Cendant embraces ‘radical’ change to affect travel division
Industry giant Cendant is breaking up into four different companies, a move attempting to build its stock prices that some news accounts called a “radical breakup.”
The $18 billion conglomerate, built up through the acquisition of dozens of companies, said it was separating into four independent companies: travel distribution, hospitality, vehicle rentals and real estate.
“The plan is designed to enable shareholders and the four companies to realize Cendant’s value, which has not yet been fully recognized by the market, despite the strong operating and financial performance,” said the company in a prepared statement.
“The move is perhaps the most vivid acknowledgement that the latest era of conglomerates built through mergers and acquisitions may be over,” wrote TheStreet.com.

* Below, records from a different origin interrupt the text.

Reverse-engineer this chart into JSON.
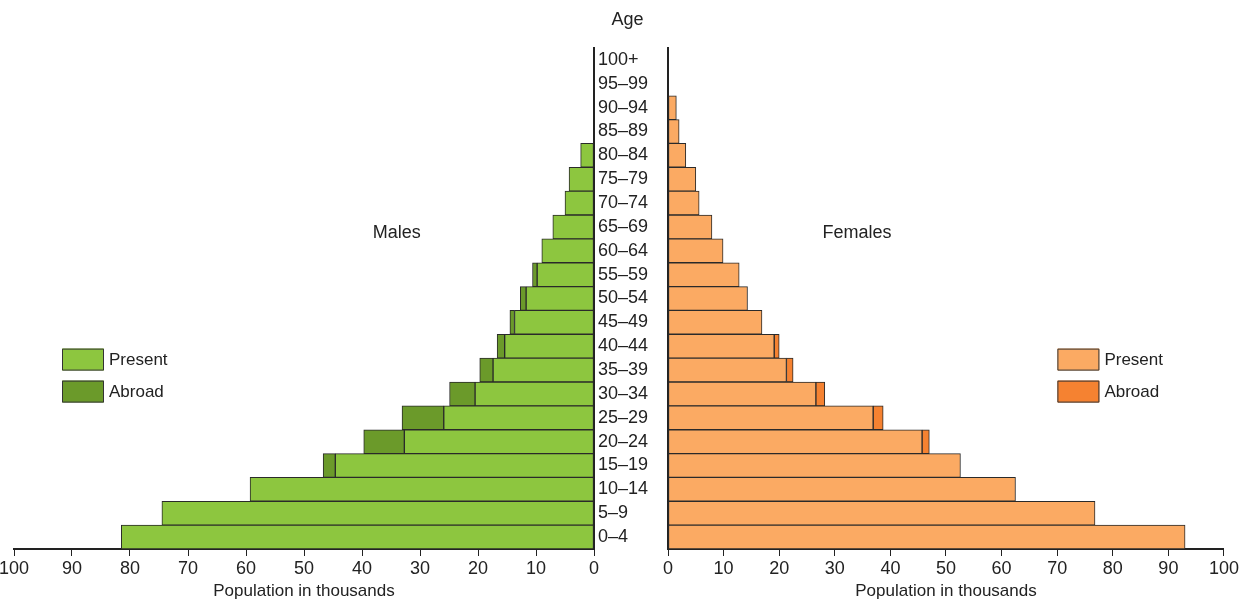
{
  "chart_data": [
    {
      "type": "bar",
      "orientation": "horizontal",
      "stacked": true,
      "title": "Males",
      "ylabel": "Age",
      "xlabel": "Population in thousands",
      "legend": "left",
      "categories": [
        "100+",
        "95–99",
        "90–94",
        "85–89",
        "80–84",
        "75–79",
        "70–74",
        "65–69",
        "60–64",
        "55–59",
        "50–54",
        "45–49",
        "40–44",
        "35–39",
        "30–34",
        "25–29",
        "20–24",
        "15–19",
        "10–14",
        "5–9",
        "0–4"
      ],
      "series": [
        {
          "name": "Present",
          "color": "#8dc63f",
          "values": [
            0,
            0,
            0,
            0,
            2.3,
            4.3,
            5.0,
            7.1,
            9.0,
            9.8,
            11.7,
            13.7,
            15.4,
            17.4,
            20.5,
            25.9,
            32.7,
            44.6,
            59.3,
            74.5,
            81.5
          ]
        },
        {
          "name": "Abroad",
          "color": "#6b9a2a",
          "values": [
            0,
            0,
            0,
            0,
            0,
            0,
            0,
            0,
            0,
            0.8,
            1.0,
            0.8,
            1.3,
            2.3,
            4.4,
            7.2,
            7.0,
            2.1,
            0,
            0,
            0
          ]
        }
      ],
      "xlim": [
        100,
        0
      ],
      "xticks": [
        0,
        10,
        20,
        30,
        40,
        50,
        60,
        70,
        80,
        90,
        100
      ]
    },
    {
      "type": "bar",
      "orientation": "horizontal",
      "stacked": true,
      "title": "Females",
      "xlabel": "Population in thousands",
      "legend": "right",
      "tick_labels": "x",
      "categories": [
        null,
        null,
        null,
        null,
        null,
        null,
        null,
        null,
        null,
        null,
        null,
        null,
        null,
        null,
        null,
        null,
        null,
        null,
        null,
        null,
        null
      ],
      "series": [
        {
          "name": "Present",
          "color": "#fbaa63",
          "values": [
            0,
            0,
            1.5,
            2.0,
            3.2,
            5.0,
            5.6,
            7.9,
            9.9,
            12.8,
            14.3,
            16.9,
            19.1,
            21.3,
            26.6,
            36.9,
            45.7,
            52.6,
            62.5,
            76.8,
            93.0
          ]
        },
        {
          "name": "Abroad",
          "color": "#f58231",
          "values": [
            0,
            0,
            0,
            0,
            0,
            0,
            0,
            0,
            0,
            0,
            0,
            0,
            0.9,
            1.2,
            1.6,
            1.8,
            1.3,
            0,
            0,
            0,
            0
          ]
        }
      ],
      "xlim": [
        0,
        100
      ],
      "xticks": [
        0,
        10,
        20,
        30,
        40,
        50,
        60,
        70,
        80,
        90,
        100
      ]
    }
  ]
}
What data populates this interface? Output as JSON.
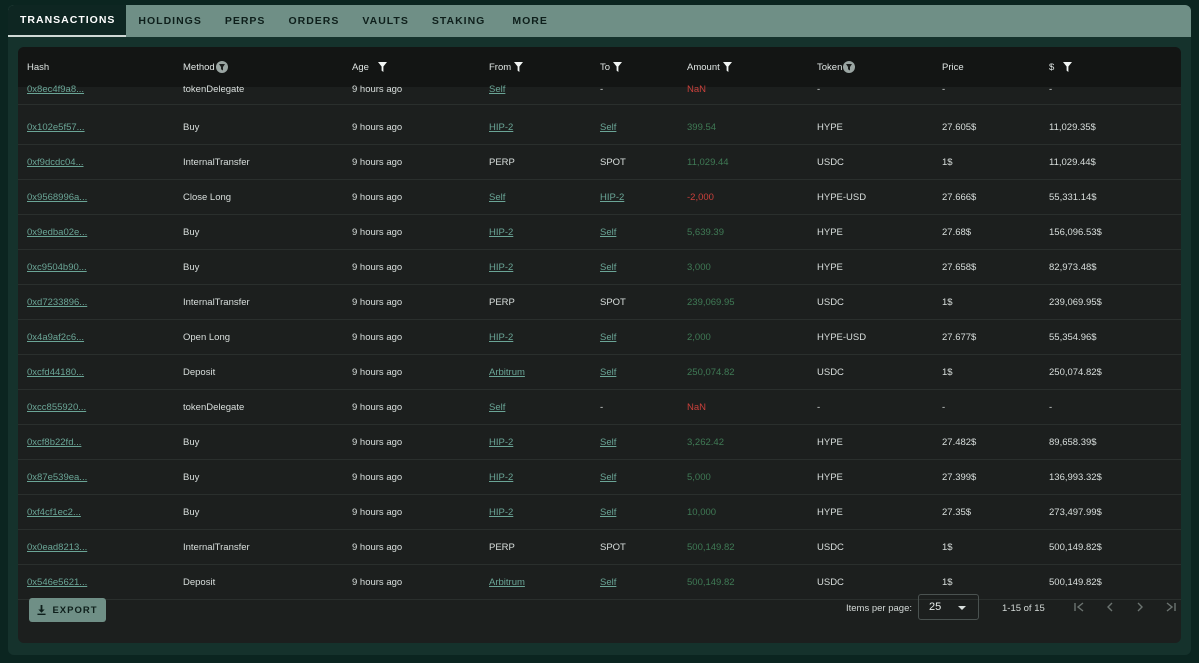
{
  "tabs": [
    {
      "label": "TRANSACTIONS",
      "active": true
    },
    {
      "label": "HOLDINGS",
      "active": false
    },
    {
      "label": "PERPS",
      "active": false
    },
    {
      "label": "ORDERS",
      "active": false
    },
    {
      "label": "VAULTS",
      "active": false
    },
    {
      "label": "STAKING",
      "active": false
    },
    {
      "label": "MORE",
      "active": false
    }
  ],
  "columns": [
    {
      "label": "Hash",
      "filter": "none"
    },
    {
      "label": "Method",
      "filter": "round-filter-icon"
    },
    {
      "label": "Age",
      "filter": "filter-icon"
    },
    {
      "label": "From",
      "filter": "filter-icon"
    },
    {
      "label": "To",
      "filter": "filter-icon"
    },
    {
      "label": "Amount",
      "filter": "filter-icon"
    },
    {
      "label": "Token",
      "filter": "round-filter-icon"
    },
    {
      "label": "Price",
      "filter": "none"
    },
    {
      "label": "$",
      "filter": "filter-icon"
    }
  ],
  "rows": [
    {
      "hash": "0x8ec4f9a8...",
      "method": "tokenDelegate",
      "age": "9 hours ago",
      "from": "Self",
      "from_link": true,
      "to": "-",
      "to_link": false,
      "amount": "NaN",
      "amount_kind": "neg",
      "token": "-",
      "price": "-",
      "usd": "-"
    },
    {
      "hash": "0x102e5f57...",
      "method": "Buy",
      "age": "9 hours ago",
      "from": "HIP-2",
      "from_link": true,
      "to": "Self",
      "to_link": true,
      "amount": "399.54",
      "amount_kind": "pos",
      "token": "HYPE",
      "price": "27.605$",
      "usd": "11,029.35$"
    },
    {
      "hash": "0xf9dcdc04...",
      "method": "InternalTransfer",
      "age": "9 hours ago",
      "from": "PERP",
      "from_link": false,
      "to": "SPOT",
      "to_link": false,
      "amount": "11,029.44",
      "amount_kind": "pos",
      "token": "USDC",
      "price": "1$",
      "usd": "11,029.44$"
    },
    {
      "hash": "0x9568996a...",
      "method": "Close Long",
      "age": "9 hours ago",
      "from": "Self",
      "from_link": true,
      "to": "HIP-2",
      "to_link": true,
      "amount": "-2,000",
      "amount_kind": "neg",
      "token": "HYPE-USD",
      "price": "27.666$",
      "usd": "55,331.14$"
    },
    {
      "hash": "0x9edba02e...",
      "method": "Buy",
      "age": "9 hours ago",
      "from": "HIP-2",
      "from_link": true,
      "to": "Self",
      "to_link": true,
      "amount": "5,639.39",
      "amount_kind": "pos",
      "token": "HYPE",
      "price": "27.68$",
      "usd": "156,096.53$"
    },
    {
      "hash": "0xc9504b90...",
      "method": "Buy",
      "age": "9 hours ago",
      "from": "HIP-2",
      "from_link": true,
      "to": "Self",
      "to_link": true,
      "amount": "3,000",
      "amount_kind": "pos",
      "token": "HYPE",
      "price": "27.658$",
      "usd": "82,973.48$"
    },
    {
      "hash": "0xd7233896...",
      "method": "InternalTransfer",
      "age": "9 hours ago",
      "from": "PERP",
      "from_link": false,
      "to": "SPOT",
      "to_link": false,
      "amount": "239,069.95",
      "amount_kind": "pos",
      "token": "USDC",
      "price": "1$",
      "usd": "239,069.95$"
    },
    {
      "hash": "0x4a9af2c6...",
      "method": "Open Long",
      "age": "9 hours ago",
      "from": "HIP-2",
      "from_link": true,
      "to": "Self",
      "to_link": true,
      "amount": "2,000",
      "amount_kind": "pos",
      "token": "HYPE-USD",
      "price": "27.677$",
      "usd": "55,354.96$"
    },
    {
      "hash": "0xcfd44180...",
      "method": "Deposit",
      "age": "9 hours ago",
      "from": "Arbitrum",
      "from_link": true,
      "to": "Self",
      "to_link": true,
      "amount": "250,074.82",
      "amount_kind": "pos",
      "token": "USDC",
      "price": "1$",
      "usd": "250,074.82$"
    },
    {
      "hash": "0xcc855920...",
      "method": "tokenDelegate",
      "age": "9 hours ago",
      "from": "Self",
      "from_link": true,
      "to": "-",
      "to_link": false,
      "amount": "NaN",
      "amount_kind": "neg",
      "token": "-",
      "price": "-",
      "usd": "-"
    },
    {
      "hash": "0xcf8b22fd...",
      "method": "Buy",
      "age": "9 hours ago",
      "from": "HIP-2",
      "from_link": true,
      "to": "Self",
      "to_link": true,
      "amount": "3,262.42",
      "amount_kind": "pos",
      "token": "HYPE",
      "price": "27.482$",
      "usd": "89,658.39$"
    },
    {
      "hash": "0x87e539ea...",
      "method": "Buy",
      "age": "9 hours ago",
      "from": "HIP-2",
      "from_link": true,
      "to": "Self",
      "to_link": true,
      "amount": "5,000",
      "amount_kind": "pos",
      "token": "HYPE",
      "price": "27.399$",
      "usd": "136,993.32$"
    },
    {
      "hash": "0xf4cf1ec2...",
      "method": "Buy",
      "age": "9 hours ago",
      "from": "HIP-2",
      "from_link": true,
      "to": "Self",
      "to_link": true,
      "amount": "10,000",
      "amount_kind": "pos",
      "token": "HYPE",
      "price": "27.35$",
      "usd": "273,497.99$"
    },
    {
      "hash": "0x0ead8213...",
      "method": "InternalTransfer",
      "age": "9 hours ago",
      "from": "PERP",
      "from_link": false,
      "to": "SPOT",
      "to_link": false,
      "amount": "500,149.82",
      "amount_kind": "pos",
      "token": "USDC",
      "price": "1$",
      "usd": "500,149.82$"
    },
    {
      "hash": "0x546e5621...",
      "method": "Deposit",
      "age": "9 hours ago",
      "from": "Arbitrum",
      "from_link": true,
      "to": "Self",
      "to_link": true,
      "amount": "500,149.82",
      "amount_kind": "pos",
      "token": "USDC",
      "price": "1$",
      "usd": "500,149.82$"
    }
  ],
  "footer": {
    "export_label": "EXPORT",
    "export_icon": "download-icon",
    "items_per_page_label": "Items per page:",
    "items_per_page_value": "25",
    "range_label": "1-15 of 15"
  },
  "colors": {
    "accent": "#6f8f86",
    "link": "#6aa596",
    "positive": "#3f7a55",
    "negative": "#c9403b"
  }
}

“From inception, each of the new companies will be a major competitor in its sector,” said Cendant Chairman Henry R. Silverman.
Mr Silverman said all of Cendant’s businesses have done well but that has not been reflected in the stock market.

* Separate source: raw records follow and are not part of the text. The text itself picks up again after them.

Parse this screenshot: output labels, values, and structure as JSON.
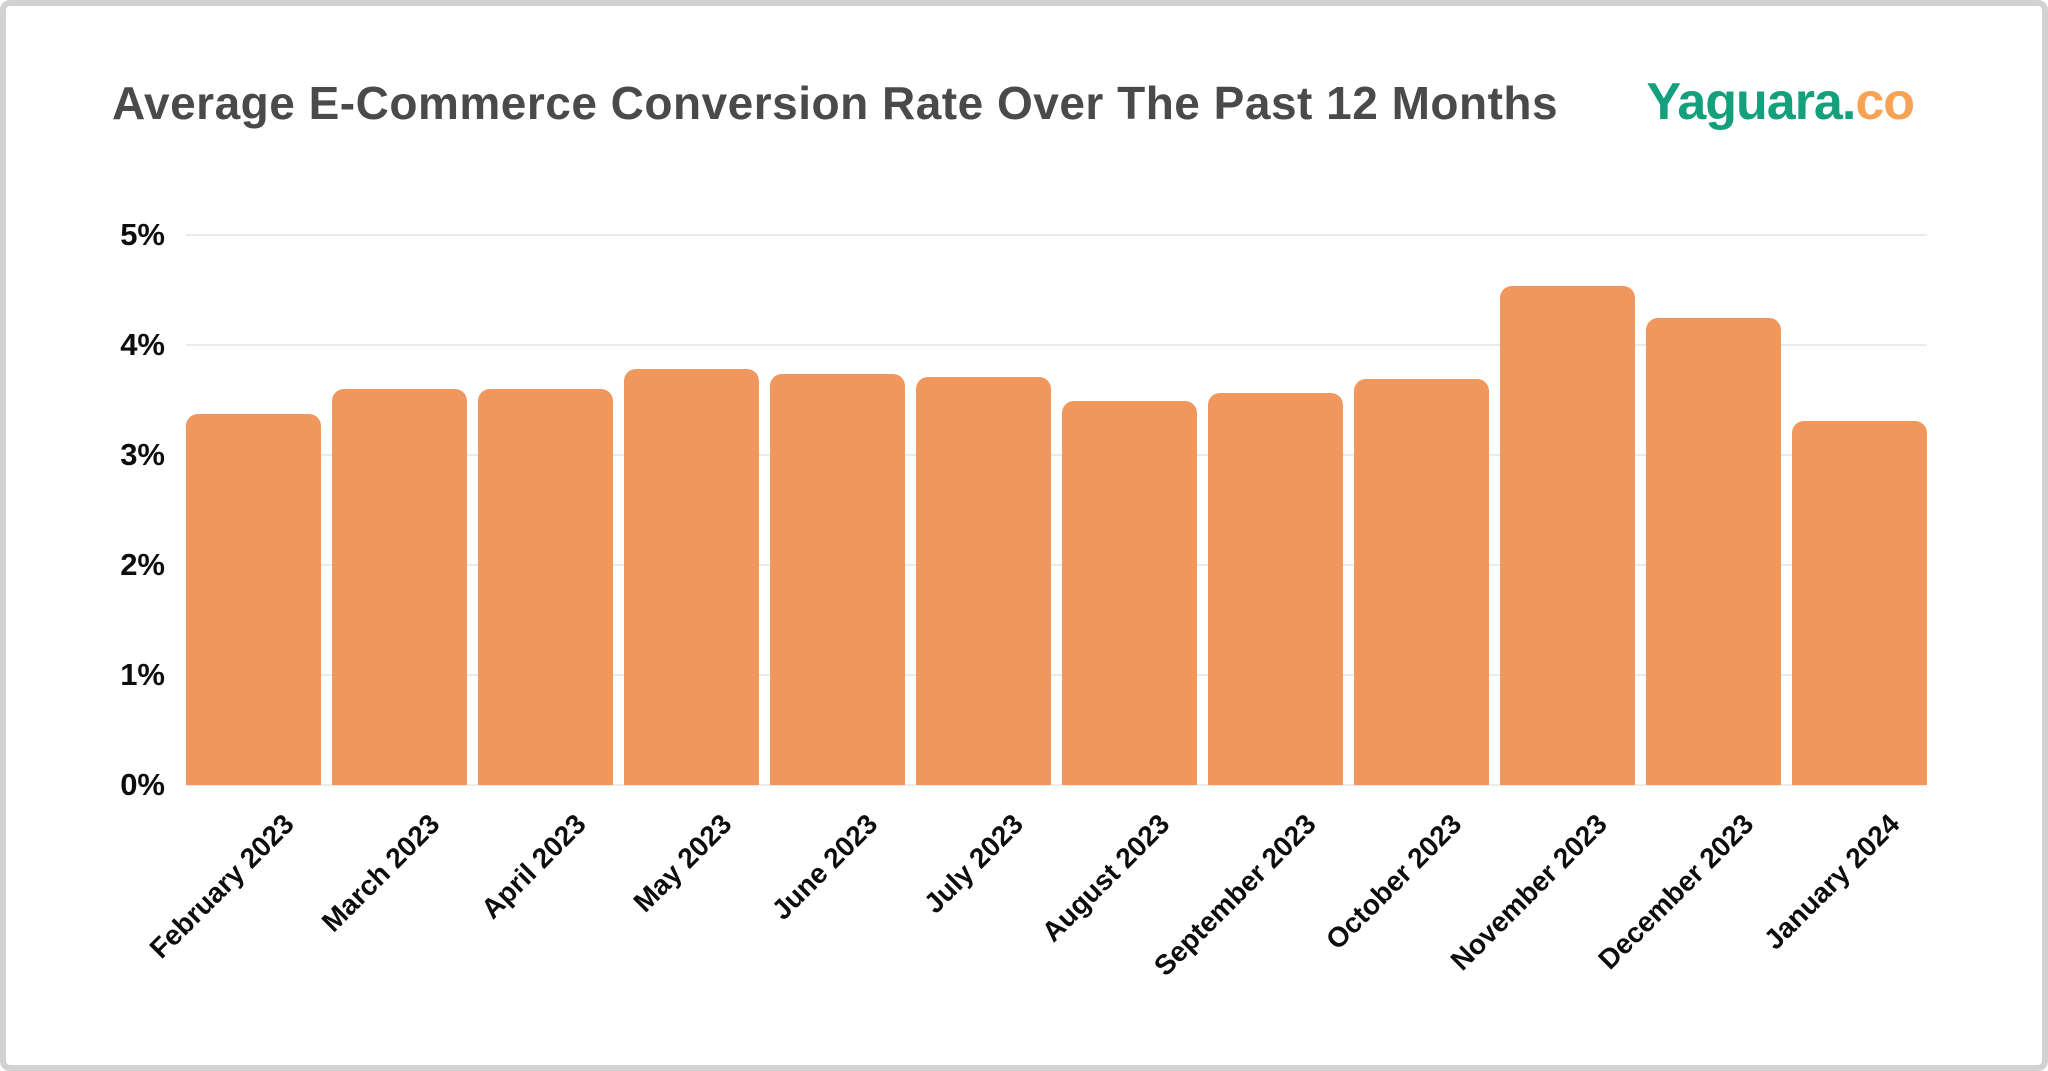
{
  "header": {
    "title": "Average E-Commerce Conversion Rate Over The Past 12 Months",
    "logo": {
      "primary": "Yaguara.",
      "secondary": "co",
      "primary_color": "#14a07c",
      "secondary_color": "#f8a254"
    }
  },
  "chart_data": {
    "type": "bar",
    "title": "Average E-Commerce Conversion Rate Over The Past 12 Months",
    "categories": [
      "February 2023",
      "March 2023",
      "April 2023",
      "May 2023",
      "June 2023",
      "July 2023",
      "August 2023",
      "September 2023",
      "October 2023",
      "November 2023",
      "December 2023",
      "January 2024"
    ],
    "values": [
      3.37,
      3.6,
      3.6,
      3.78,
      3.74,
      3.71,
      3.49,
      3.56,
      3.69,
      4.54,
      4.25,
      3.31
    ],
    "unit": "%",
    "xlabel": "",
    "ylabel": "",
    "y_tick_labels": [
      "5%",
      "4%",
      "3%",
      "2%",
      "1%",
      "0%"
    ],
    "ylim": [
      0,
      5
    ],
    "grid": true,
    "legend": "none",
    "bar_color": "#f0975e",
    "gridline_color": "#ebebeb",
    "x_tick_rotation_deg": -45
  }
}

“We have concluded that it is in the best interests of our shareholders to establish pure-play enterprises, as we and our advisors believe the sum of the parts has a value in excess of our current share price,” he said.

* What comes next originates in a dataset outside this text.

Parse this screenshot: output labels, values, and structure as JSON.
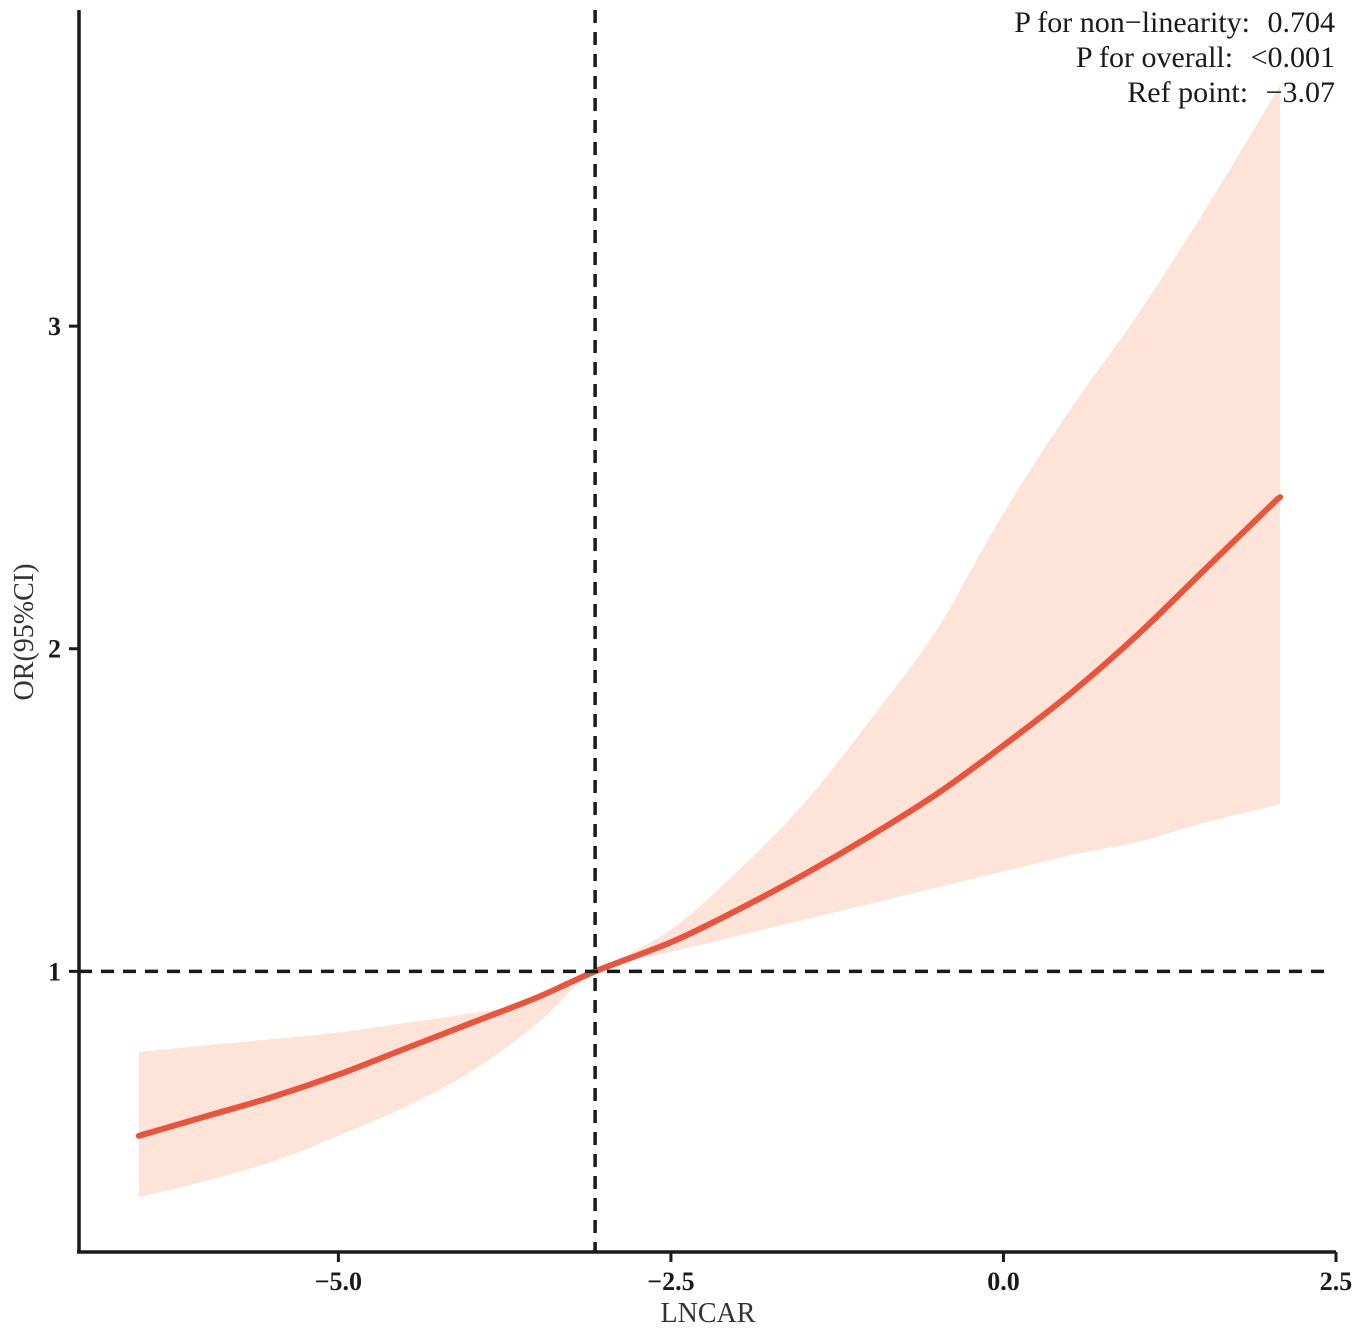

Cendant includes a variety of prominent businesses, many of them travel-related such as Days Inn, Orbitz and Avis.
Cendant also owns Ramada and Super 8 hotels and the Budget rental car system.
Cendant emphasized that the planned transaction should not effect the operations of its business units. Suppliers, customers and others should see no change in operations.
The Cendant name will be retired and the four companies will have different names.
Cendant’s shareholders will own 100% of the equity in all four companies.
The move is expected to be completed by next summer.